Covid-19: Fiocruz prevê cenário crítico para as próximas semanas

Boletim indica aumento de casos e mortes entre pessoas de 20 a 59 anos. Sul e Centro-Oeste têm as maiores taxas de mortalidade do país

atualizado 10/04/2021 11:29

movimento de enterros e carros de funerária no cemitério vale da paz, em goiânia, goiásVinícius Schmidt/Metrópoles

Com 31.506 óbitos por Covid-19 registrados no Brasil até agora, o país vive o pior momento da pandemia. De acordo com o mais recente Boletim do Observatório Covid-19 Fiocruz, a comparação entre a Semana Epidemiológica 1 (3 a 9 de janeiro de 2021) e a número 12 (21 a 27 de março) sinalizou um aumento global da doença de 701,58%.

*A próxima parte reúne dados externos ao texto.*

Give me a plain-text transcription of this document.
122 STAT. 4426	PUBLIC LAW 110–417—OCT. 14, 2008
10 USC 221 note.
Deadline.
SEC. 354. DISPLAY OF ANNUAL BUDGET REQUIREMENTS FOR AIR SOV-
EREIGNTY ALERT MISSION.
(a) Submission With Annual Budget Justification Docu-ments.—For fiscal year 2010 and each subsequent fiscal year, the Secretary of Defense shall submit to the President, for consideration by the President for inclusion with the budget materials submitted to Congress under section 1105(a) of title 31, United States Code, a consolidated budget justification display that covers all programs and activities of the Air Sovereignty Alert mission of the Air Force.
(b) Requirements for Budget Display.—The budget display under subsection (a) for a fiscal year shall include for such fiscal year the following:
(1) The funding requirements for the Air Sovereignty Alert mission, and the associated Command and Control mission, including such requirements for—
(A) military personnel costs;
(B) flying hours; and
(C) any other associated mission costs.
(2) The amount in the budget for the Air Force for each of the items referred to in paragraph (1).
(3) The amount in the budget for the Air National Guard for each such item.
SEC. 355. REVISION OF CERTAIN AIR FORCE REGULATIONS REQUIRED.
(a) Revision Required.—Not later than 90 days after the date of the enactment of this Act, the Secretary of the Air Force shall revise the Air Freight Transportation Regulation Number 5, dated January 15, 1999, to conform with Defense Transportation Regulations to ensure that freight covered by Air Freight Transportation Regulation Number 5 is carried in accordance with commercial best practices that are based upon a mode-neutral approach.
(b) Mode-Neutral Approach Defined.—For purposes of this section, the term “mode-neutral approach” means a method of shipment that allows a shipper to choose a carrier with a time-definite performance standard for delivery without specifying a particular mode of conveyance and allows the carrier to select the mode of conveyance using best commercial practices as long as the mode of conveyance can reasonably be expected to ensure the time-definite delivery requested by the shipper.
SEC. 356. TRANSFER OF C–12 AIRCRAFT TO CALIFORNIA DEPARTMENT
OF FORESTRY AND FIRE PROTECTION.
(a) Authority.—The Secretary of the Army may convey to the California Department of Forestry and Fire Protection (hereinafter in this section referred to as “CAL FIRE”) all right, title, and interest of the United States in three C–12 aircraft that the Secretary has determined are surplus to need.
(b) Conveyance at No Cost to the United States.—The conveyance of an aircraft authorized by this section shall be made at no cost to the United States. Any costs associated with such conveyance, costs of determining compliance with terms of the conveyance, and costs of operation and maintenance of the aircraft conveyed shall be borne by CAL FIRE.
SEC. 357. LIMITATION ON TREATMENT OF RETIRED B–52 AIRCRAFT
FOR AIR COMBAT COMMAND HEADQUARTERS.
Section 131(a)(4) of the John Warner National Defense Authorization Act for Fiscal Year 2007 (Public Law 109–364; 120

A situação tende a se agravar ainda mais, especialmente entre os mais jovens. Segundo a estimativa da Fundação Oswaldo Cruz, os casos de Covid-19 aumentaram 1.218,33% na faixa etária de 30 a 39 anos, 1.217,95% entre pessoas com 40 a 49 anos e 1.144,94% para indivíduos de 50 a 59 anos.

A comparação mostrou um crescimento global de 468,57% com relação aos óbitos causados pela doença. As faixas que mantiveram crescimento superior ao global foram 20 a 29 anos (872,73%); 30 a 39 (813,95%); 40 a 49 (880,72%); 50 a 59 (877,46%); e 60 a 69 anos (566,46%).

Entre as pessoas de 20 a 29 anos, uma revisão de dados mostrou que, durante a semana epidemiológica 10 (7 a 13 de março) passou a apresentar crescimento de 876% — antes da atualização, esta taxa era de 256%. Nessa análise mais recente, referente à semana epidemiológica 12 (21 a 27 de março), o crescimento foi de 740,8%.

Nas semanas epidemiológicas 12 e 13 (21 de março a 3 de abril), o Brasil apresentou uma média diária de 72 mil casos e 2,7 mil óbitos, com tendência de aumento nos últimos dias desse período, chegando a valores superiores a 4 mil óbitos, de acordo com o documento.

As maiores taxas de incidência de Covid-19 foram observadas em Rondônia, Amapá, Tocantins, Espírito Santo, Santa Catarina, Rio Grande do Sul, Mato Grosso e Distrito Federal. Taxas de mortalidade elevadas foram verificadas em Rondônia, Tocantins, São Paulo, Paraná, Santa Catarina, Rio Grande do Sul, Mato Grosso do Sul, Mato Grosso, Goiás e Distrito Federal.

“Esse padrão coloca as regiões Sul e Centro-Oeste como críticas para as próximas semanas, o que pode ser agravado pela saturação do sistema de saúde nesses estados“, escreveram os pesquisadores.

A demora para vacinar a população está entre uma das causas apontadas pelos especialistas para as taxas elevadas de contaminação e mortes. Durante o período de análise, somente 13% dos brasileiros acima de 18 anos haviam recebido a primeira dose e 3,68% a segunda.

“É preciso que haja convergência e integração dos diferentes poderes do Estado brasileiro (Executivo, Legislativo e Judiciário), assim como os diferentes níveis de governo (municipais, estaduais e federal), com participação das empresas, instituições e organizações da sociedade civil (de nível local ao nacional) para o enfrentamento deste momento bastante crítico e grave da pandemia”, alertam os pesquisadores.